Father didn't notice my pensiveness as usual, he was discussing work matters, with a gaggle of men in suits, with them smelling of cigar, expensive cognac and money. All the scents I hated because they represented something gloomy and foreign to me. I imagined that power smells of waxed mustache, vintage wine and like in the opera of Puccini Pinkerton does what he wants, so do all the upscale men in my class. The idea of tying your life to something disgusting and foreing full of stock quotes, and tea parties of different rota weekly and yearly, forever and ever.. Opera and music and my education offered me an escape from this world where I was caught like an insect in an amber.
I leaned against a pillar and sipped the champagne, watching the people flocking in the lobby. Suddenly I felt a light touch on my shoulder, and I could smell the violets.
Right in front of me stood a woman in that trouser suit, she turned her head diagonally and said in a low soothing voice:
"Dans tes yeux
les clartés trop brutales s'émoussent.
Ton front lisse, pareil à l'éclatant vélin,
Que l'écarlate et l'or de l'image éclaboussent,
Brûle de reflets roux ton regard opalin."
I smiled when I heard a pure alexandrin couplet pronounced in classical french with an hint of a accent, however, that quote was not familiar to me before and before I could say so to her, there was a moment of silence in another voice, albeit in english; said:
"If you are trying to get a new petit amie, for yourself, try to quote something other than yourself Renee chérie.

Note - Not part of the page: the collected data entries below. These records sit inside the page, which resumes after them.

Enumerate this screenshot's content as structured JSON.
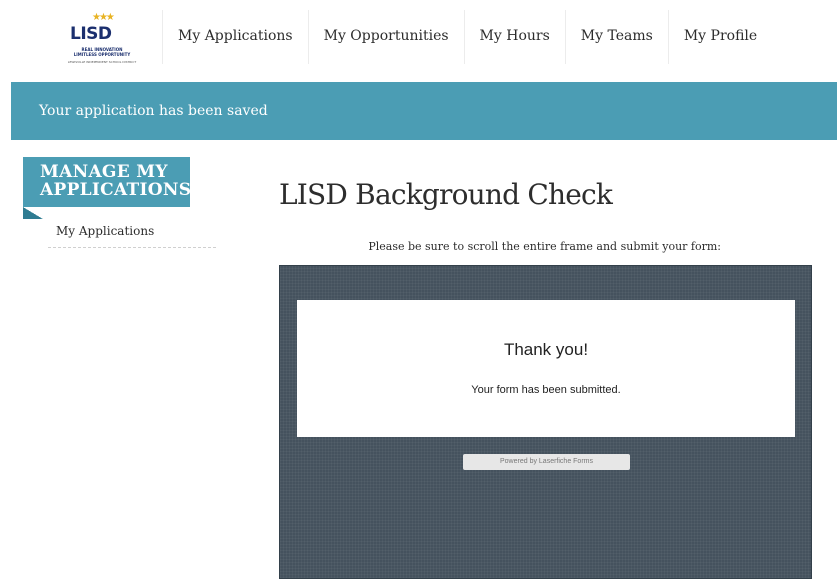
{
  "logo": {
    "name": "LISD",
    "line1": "REAL INNOVATION",
    "line2": "LIMITLESS OPPORTUNITY",
    "line3": "LEWISVILLE INDEPENDENT SCHOOL DISTRICT"
  },
  "nav": {
    "items": [
      {
        "label": "My Applications"
      },
      {
        "label": "My Opportunities"
      },
      {
        "label": "My Hours"
      },
      {
        "label": "My Teams"
      },
      {
        "label": "My Profile"
      }
    ]
  },
  "banner": {
    "message": "Your application has been saved"
  },
  "sidebar": {
    "title_line1": "MANAGE MY",
    "title_line2": "APPLICATIONS",
    "link": "My Applications"
  },
  "main": {
    "title": "LISD Background Check",
    "instruction": "Please be sure to scroll the entire frame and submit your form:",
    "form": {
      "heading": "Thank you!",
      "message": "Your form has been submitted.",
      "powered_by": "Powered by Laserfiche Forms"
    }
  },
  "colors": {
    "accent": "#4b9db4",
    "frame_bg": "#45525e"
  }
}
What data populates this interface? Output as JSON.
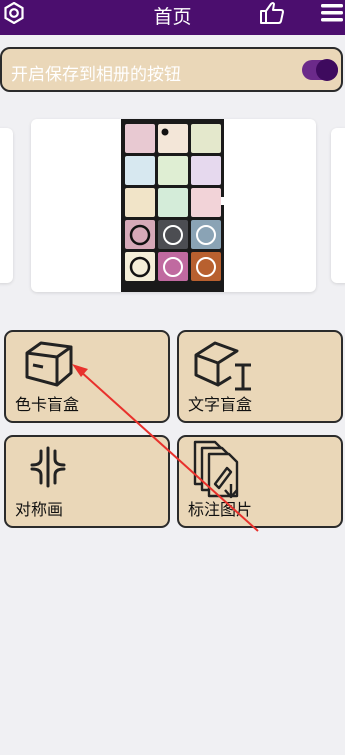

Your poems are not yet so well known that everyone would know them, at least outside the left bank of Paris, the lobby of La Scala is as far away from home as possible."
It was the blond woman, from the box, she approached us with a smile and a graceful nod to me held out her hand with a card with the name Nathalie C. Barney written in graceful calligraphy, and the address on the left bank of Paris, 20 Rue de Jacob. I looked from the card, at the women who smiled at each other, warmly, ironically, and most of all equally. The connection between them was something I didn't even know existed, but I knew I wanted to be a part of it. Nathalie said to me in calm superior tone, that demanded listening and attentiveness.
" We are in Italy for a week still, so come to visit our hotel, the address is on the back of the card, or pop into my salon when you return to Paris. You are from Paris. Dresses like that are not made in Italy. It´s color, is like a pure bluish-black night, or a ripe plum, and those flowers are well suited, especially for your brightness and coloring."
The almost nonverbal link, between Nathalie, and Renee and I had only been a few minutes long, but I felt completely exhausted by it. I thanked Nathalie for the invitation nodding when I noticed the woman called Renee stiffening next to me, and she slipped away sleeve touching hem of my dress, with a whisper of lightness.
I turned my gaze again up to the lobby the interior sparkling with plaited goldwork and Greek theamed pillars, and noticed the Father walking fast to me the crowd dissolved in his way. His shiny shoes would hit the floor aggressively and he seemed almost to fly to me saying calmly, coldly:
" It's high time to leave, Lizzie, the opera is over a long time ago and further work can wait until tomorrow. There are too many miscellaneous congregation here and all kinds of artistic types that are unsuitable for your eyes and sensibilities and the wine flows too profusely now."
I turned and looked in the direction of Nathalie and Renee, but they alredy had dissolved out of the lobby. My father's sudden arrival had broken the magic, all that was left was the scent of violets and a subtle French whispered in my ear and the enchantment of Puccini.
AN.
The french poem is a fragment from Renee Vivien(1877-1909) and the other woman is Natalie , also an author and early sapphist-icon.
Now 1900s queer-history lesson is at end.